Par Marie et Anne le Vendredi 9 janvier 2015 à 7:03
En fait je suis tellement sensible en ce moment ( avec tout ce qui se passe )que je n'arrive pas à finir la lecture de ton article. Je n'arrive pas à dépasser ta description des pieds brisés des fillettes. Excuses moi, je reviendrai le lire plus tard. *Marie*
Par pinly le Lundi 12 janvier 2015 à 18:53
Il me semble que je le possède dans ma PAL... Il serait bon que je refasse un inventaire de mes livres x)"
En tout cas, ce n'est pas une lecture que j'entreprendrai tout de suite-tout de suite... Besoin de lectures un peu plus légères en ce moment :)
Par Demoiselle-Coquelicote le Lundi 12 janvier 2015 à 19:44
Pas de souci !
Par Demoiselle-Coquelicote le Lundi 12 janvier 2015 à 19:45
C'est sûr que ce n'est pas la lecture la plus joyeuse du monde, mais ça pourrait être pire je pense. Le détachement des personnages y est pour beaucoup...
Par Enigma le Vendredi 16 janvier 2015 à 16:11
Il a l'air top, je note! =)
Par Aaliz le Lundi 2 février 2015 à 20:58
Tout comme toi j'ai beaucoup apprécié ce livre et je me suis posée la même question que toi, à savoir : comment a-t-elle pu faire vivre la même chose à sa fille ? C'est ça que je n'arrive pas à comprendre, on dirait que ses femmes maintiennent elles-mêmes, de leur propre volonté, cette tradition cruelle et mutilante.

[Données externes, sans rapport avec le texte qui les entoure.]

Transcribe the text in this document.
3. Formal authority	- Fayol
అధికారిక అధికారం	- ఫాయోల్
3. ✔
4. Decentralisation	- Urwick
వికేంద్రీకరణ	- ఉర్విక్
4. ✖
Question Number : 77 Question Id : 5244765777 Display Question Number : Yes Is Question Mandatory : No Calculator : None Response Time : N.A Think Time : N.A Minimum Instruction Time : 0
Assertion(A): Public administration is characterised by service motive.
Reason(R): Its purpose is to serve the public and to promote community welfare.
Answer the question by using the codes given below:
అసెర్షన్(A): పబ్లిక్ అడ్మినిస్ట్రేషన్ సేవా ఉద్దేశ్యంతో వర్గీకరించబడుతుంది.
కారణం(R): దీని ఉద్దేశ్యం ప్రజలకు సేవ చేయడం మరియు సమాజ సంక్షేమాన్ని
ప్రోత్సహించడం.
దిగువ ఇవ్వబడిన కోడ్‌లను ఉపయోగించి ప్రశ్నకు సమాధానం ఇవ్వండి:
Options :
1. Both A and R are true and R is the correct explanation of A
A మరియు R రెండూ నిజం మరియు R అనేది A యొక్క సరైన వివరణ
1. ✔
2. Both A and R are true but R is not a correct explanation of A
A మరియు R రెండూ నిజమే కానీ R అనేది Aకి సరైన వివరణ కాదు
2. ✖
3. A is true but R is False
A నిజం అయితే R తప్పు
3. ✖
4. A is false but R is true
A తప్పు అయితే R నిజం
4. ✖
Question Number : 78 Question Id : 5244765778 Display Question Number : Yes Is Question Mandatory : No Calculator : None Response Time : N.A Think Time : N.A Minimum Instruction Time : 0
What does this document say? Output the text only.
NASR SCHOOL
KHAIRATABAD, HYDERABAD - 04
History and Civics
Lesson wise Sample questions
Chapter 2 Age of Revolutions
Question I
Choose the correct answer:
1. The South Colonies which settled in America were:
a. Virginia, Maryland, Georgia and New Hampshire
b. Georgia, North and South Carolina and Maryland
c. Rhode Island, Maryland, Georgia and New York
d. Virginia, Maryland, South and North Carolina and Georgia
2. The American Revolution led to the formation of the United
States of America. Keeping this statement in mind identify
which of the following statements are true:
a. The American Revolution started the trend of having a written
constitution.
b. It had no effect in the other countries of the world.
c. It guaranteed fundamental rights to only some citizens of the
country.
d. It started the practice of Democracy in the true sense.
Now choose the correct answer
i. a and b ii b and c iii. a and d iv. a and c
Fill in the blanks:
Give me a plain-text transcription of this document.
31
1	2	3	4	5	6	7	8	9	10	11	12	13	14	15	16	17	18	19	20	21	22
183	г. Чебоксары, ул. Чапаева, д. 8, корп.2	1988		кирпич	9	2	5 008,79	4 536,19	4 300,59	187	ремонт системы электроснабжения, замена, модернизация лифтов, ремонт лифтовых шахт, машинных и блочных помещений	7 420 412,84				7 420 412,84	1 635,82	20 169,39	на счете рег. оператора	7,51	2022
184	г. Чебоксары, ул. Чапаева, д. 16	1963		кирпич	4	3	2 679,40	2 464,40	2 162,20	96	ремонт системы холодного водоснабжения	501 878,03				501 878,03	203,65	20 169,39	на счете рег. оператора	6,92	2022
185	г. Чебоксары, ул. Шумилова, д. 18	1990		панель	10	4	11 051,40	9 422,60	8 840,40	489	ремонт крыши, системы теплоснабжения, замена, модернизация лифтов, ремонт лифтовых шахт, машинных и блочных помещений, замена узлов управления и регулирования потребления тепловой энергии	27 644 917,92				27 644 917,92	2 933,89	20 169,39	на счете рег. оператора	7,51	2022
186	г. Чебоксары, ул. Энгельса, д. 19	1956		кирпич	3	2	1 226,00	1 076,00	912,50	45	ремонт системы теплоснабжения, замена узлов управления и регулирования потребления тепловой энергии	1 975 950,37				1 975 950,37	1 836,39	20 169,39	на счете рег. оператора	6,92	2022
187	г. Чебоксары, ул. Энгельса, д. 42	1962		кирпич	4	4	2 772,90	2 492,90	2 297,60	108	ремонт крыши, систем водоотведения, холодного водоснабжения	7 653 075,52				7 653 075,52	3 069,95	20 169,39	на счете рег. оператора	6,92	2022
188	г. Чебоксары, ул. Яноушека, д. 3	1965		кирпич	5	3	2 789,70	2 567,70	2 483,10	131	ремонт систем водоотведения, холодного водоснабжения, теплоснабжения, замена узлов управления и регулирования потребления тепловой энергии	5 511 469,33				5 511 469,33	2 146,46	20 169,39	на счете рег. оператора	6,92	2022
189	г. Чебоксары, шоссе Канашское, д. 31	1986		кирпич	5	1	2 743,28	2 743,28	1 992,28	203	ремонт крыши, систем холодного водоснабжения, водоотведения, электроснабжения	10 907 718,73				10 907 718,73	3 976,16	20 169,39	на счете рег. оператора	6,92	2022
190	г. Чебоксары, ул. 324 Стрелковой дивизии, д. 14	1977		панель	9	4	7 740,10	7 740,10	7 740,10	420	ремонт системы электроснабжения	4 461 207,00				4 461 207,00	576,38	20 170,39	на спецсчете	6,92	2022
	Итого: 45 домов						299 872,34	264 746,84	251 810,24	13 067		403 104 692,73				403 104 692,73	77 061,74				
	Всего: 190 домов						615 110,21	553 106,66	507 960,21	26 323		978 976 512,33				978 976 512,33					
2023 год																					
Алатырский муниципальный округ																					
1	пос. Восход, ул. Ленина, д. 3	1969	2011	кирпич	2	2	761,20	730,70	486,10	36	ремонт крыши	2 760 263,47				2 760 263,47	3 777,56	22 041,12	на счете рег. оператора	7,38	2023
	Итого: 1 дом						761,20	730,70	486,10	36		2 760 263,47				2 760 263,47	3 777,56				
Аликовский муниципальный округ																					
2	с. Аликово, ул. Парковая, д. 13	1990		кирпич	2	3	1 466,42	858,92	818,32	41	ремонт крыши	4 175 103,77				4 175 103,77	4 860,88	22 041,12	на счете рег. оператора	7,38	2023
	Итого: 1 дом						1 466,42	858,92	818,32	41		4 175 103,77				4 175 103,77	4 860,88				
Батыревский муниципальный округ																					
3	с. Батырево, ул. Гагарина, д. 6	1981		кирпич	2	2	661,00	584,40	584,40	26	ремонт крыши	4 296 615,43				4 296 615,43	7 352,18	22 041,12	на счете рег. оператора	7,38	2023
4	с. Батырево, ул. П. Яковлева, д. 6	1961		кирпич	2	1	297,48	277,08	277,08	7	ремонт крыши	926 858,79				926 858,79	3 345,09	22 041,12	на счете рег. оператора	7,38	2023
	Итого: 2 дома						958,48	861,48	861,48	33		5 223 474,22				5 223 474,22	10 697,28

Heureusement cette pratique est à présent interdite. Et je te rejoins sur les passages au début du livre, j'en avais mal aux pieds, je ne supportais même plus mes chaussettes ! ^^
Par Demoiselle-Coquelicote le Mardi 3 février 2015 à 18:51
Contente de voir que je ne suis pas la seule à m'être fait la remarque !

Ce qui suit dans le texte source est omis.